Public Accounts Committee chairperson, Sinn Féin TD Brian Stanley, has called for stricter regulation and controls of the National Lottery to ensure that ‘good causes’ receive a share of unclaimed prize money.
Between 2016 and 2021, the National Lottery operator diverted 98% of unclaimed prize money (€122m) towards its own marketing and advertising campaigns, with just 2% going towards topped-up prize money.
Teachta Stanley said:
“I am extremely concerned that such a significant percentage (98%) of unclaimed prize money has been diverted by the National Lottery towards its marketing and advertising campaigns when the licence stipulates that the operator must put the money towards topped-up prizes.
“The issue is that the licence permits the operator to also divert some of the money towards its own incremental marketing. The regulator confirmed that they have not raised this issue and the operator has taken complete advantage of this situation.

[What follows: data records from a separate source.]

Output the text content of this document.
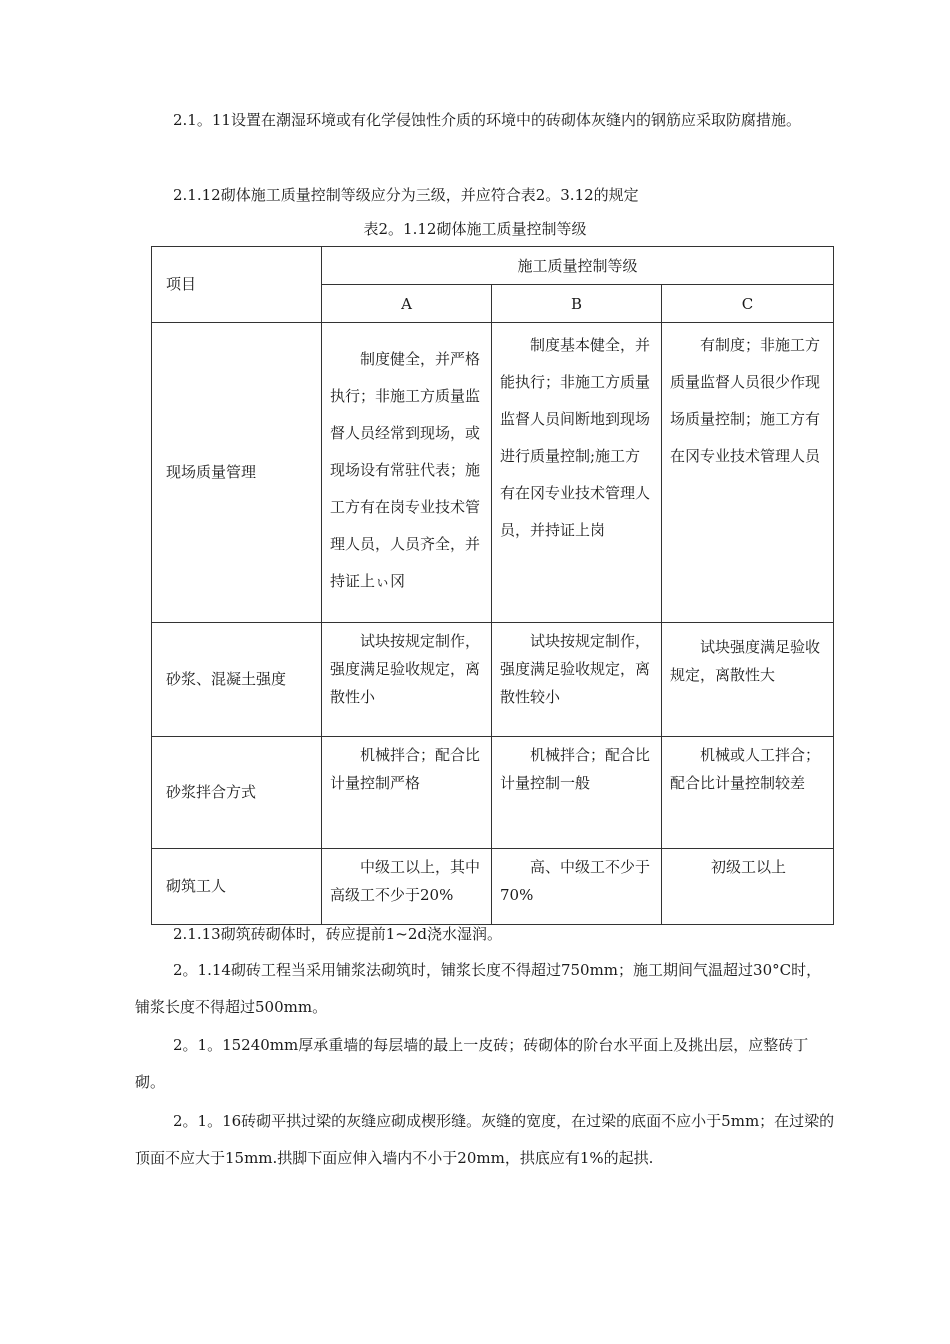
2.1。11设置在潮湿环境或有化学侵蚀性介质的环境中的砖砌体灰缝内的钢筋应采取防腐措施。

2.1.12砌体施工质量控制等级应分为三级，并应符合表2。3.12的规定

表2。1.12砌体施工质量控制等级
项目	施工质量控制等级		
	A	B	C
现场质量管理	制度健全，并严格执行；非施工方质量监督人员经常到现场，或现场设有常驻代表；施工方有在岗专业技术管理人员，人员齐全，并持证上ぃ冈	制度基本健全，并能执行；非施工方质量监督人员间断地到现场进行质量控制;施工方有在冈专业技术管理人员，并持证上岗	有制度；非施工方质量监督人员很少作现场质量控制；施工方有在冈专业技术管理人员

砂浆、混凝土强度	试块按规定制作，强度满足验收规定，离散性小	试块按规定制作，强度满足验收规定，离散性较小	试块强度满足验收规定，离散性大

砂浆拌合方式	机械拌合；配合比计量控制严格	机械拌合；配合比计量控制一般	机械或人工拌合；配合比计量控制较差

砌筑工人	中级工以上，其中高级工不少于20%	高、中级工不少于70%	初级工以上

2.1.13砌筑砖砌体时，砖应提前1~2d浇水湿润。

2。1.14砌砖工程当采用铺浆法砌筑时，铺浆长度不得超过750mm；施工期间气温超过30°C时，铺浆长度不得超过500mm。

2。1。15240mm厚承重墙的每层墙的最上一皮砖；砖砌体的阶台水平面上及挑出层，应整砖丁砌。

2。1。16砖砌平拱过梁的灰缝应砌成楔形缝。灰缝的宽度，在过梁的底面不应小于5mm；在过梁的顶面不应大于15mm.拱脚下面应伸入墙内不小于20mm，拱底应有1%的起拱.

“I am frustrated by the lack of action by the regulator and the committee will be proposing to the Department that the licence is amended to ensure that ends.

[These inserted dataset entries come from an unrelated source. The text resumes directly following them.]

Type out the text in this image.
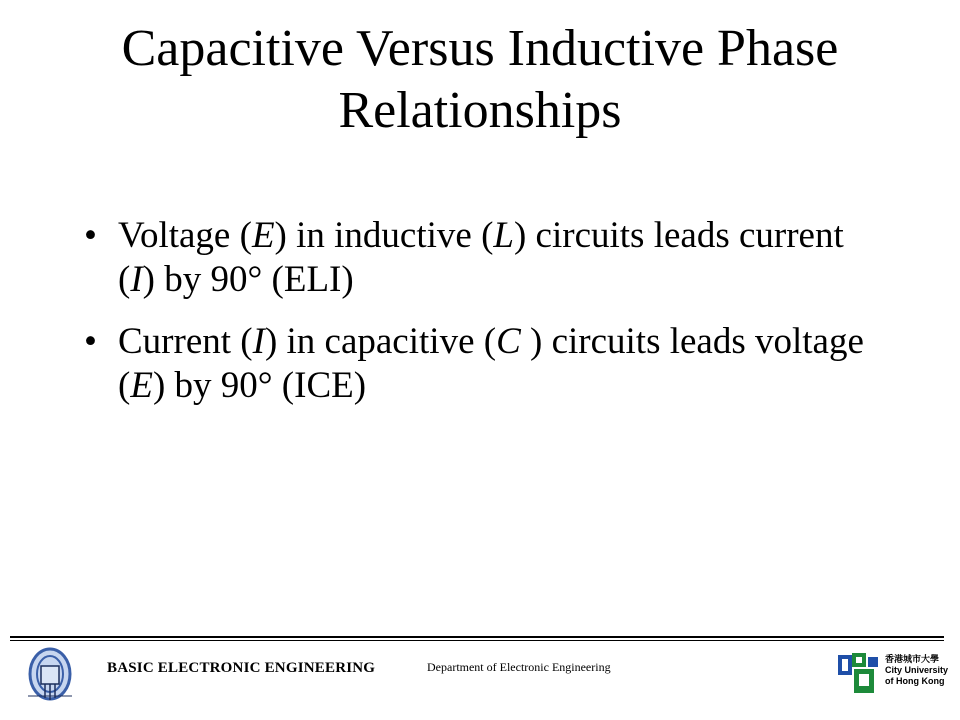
Capacitive Versus Inductive Phase
Relationships
• Voltage (E) in inductive (L) circuits leads current (I) by 90° (ELI)
• Current (I) in capacitive (C ) circuits leads voltage (E) by 90° (ICE)
BASIC ELECTRONIC ENGINEERING	Department of Electronic Engineering
香港城市大學
City University
of Hong Kong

“During the hearing, I proposed to the regulator that it be considered that any unclaimed prize money be donated towards ‘good causes’ if they are uncollected after 180 days, which is done in other countries. I feel it is wrong that 98% of unclaimed prize money goes towards marketing and advertising.

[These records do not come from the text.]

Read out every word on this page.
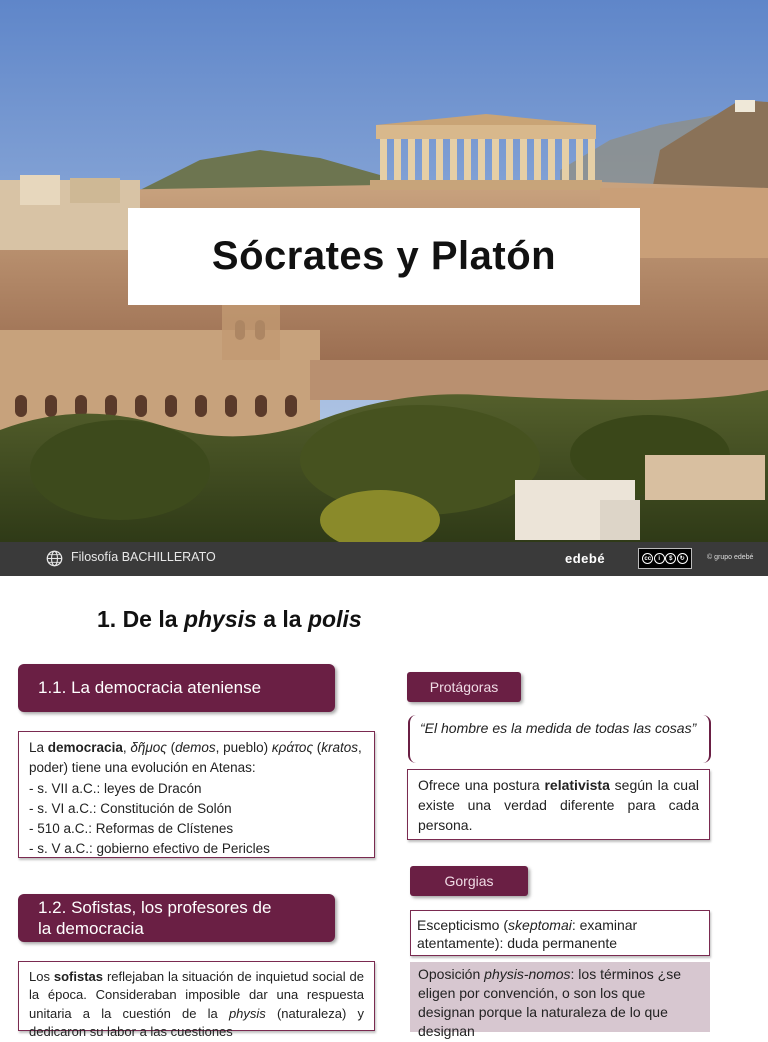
Sócrates y Platón
Filosofía BACHILLERATO	edebé	cc	i	$	↻	© grupo edebé
1. De la physis a la polis
1.1. La democracia ateniense
La democracia, δῆμος (demos, pueblo) κράτος (kratos, poder) tiene una evolución en Atenas:
- s. VII a.C.: leyes de Dracón
- s. VI a.C.: Constitución de Solón
- 510 a.C.: Reformas de Clístenes
- s. V a.C.: gobierno efectivo de Pericles
1.2. Sofistas, los profesores de
la democracia
Los sofistas reflejaban la situación de inquietud social de la época. Consideraban imposible dar una respuesta unitaria a la cuestión de la physis (naturaleza) y dedicaron su labor a las cuestiones
Protágoras
“El hombre es la medida de todas las cosas”
Ofrece una postura relativista según la cual existe una verdad diferente para cada persona.
Gorgias
Escepticismo (skeptomai: examinar atentamente): duda permanente
Oposición physis-nomos: los términos ¿se eligen por convención, o son los que designan porque la naturaleza de lo que designan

“Following much discussion with the regulator, I was also not convinced by the National Lottery’s advertisement claim that 90% of ticket sales ‘go back to the community’.
“In fact, the committee found that only 27% went back to ‘good causes’.
“The claim that 90% goes ‘back to the community’ includes retailers and businesses that sell the tickets, prize money itself and also includes the unclaimed prize money, which ironically finances the adverts themselves. I am of the view that the advert is very misleading.
“It was also said to the committee that the operator had breached its licence in 2021 by contacting 48 individuals that had chosen to self-exclude themselves from gambling and that no sanction or fine was imposed by the regulator.
“This was quite a serious breach of the licence; I imagine these are individuals looking to control their gambling habits and the National Lottery were still able to contact and solicit their involvement.
“We need to see stronger enforcement by the regulator and stricter controls within the licence and the committee will be proposing these changes in our report to the Minister.”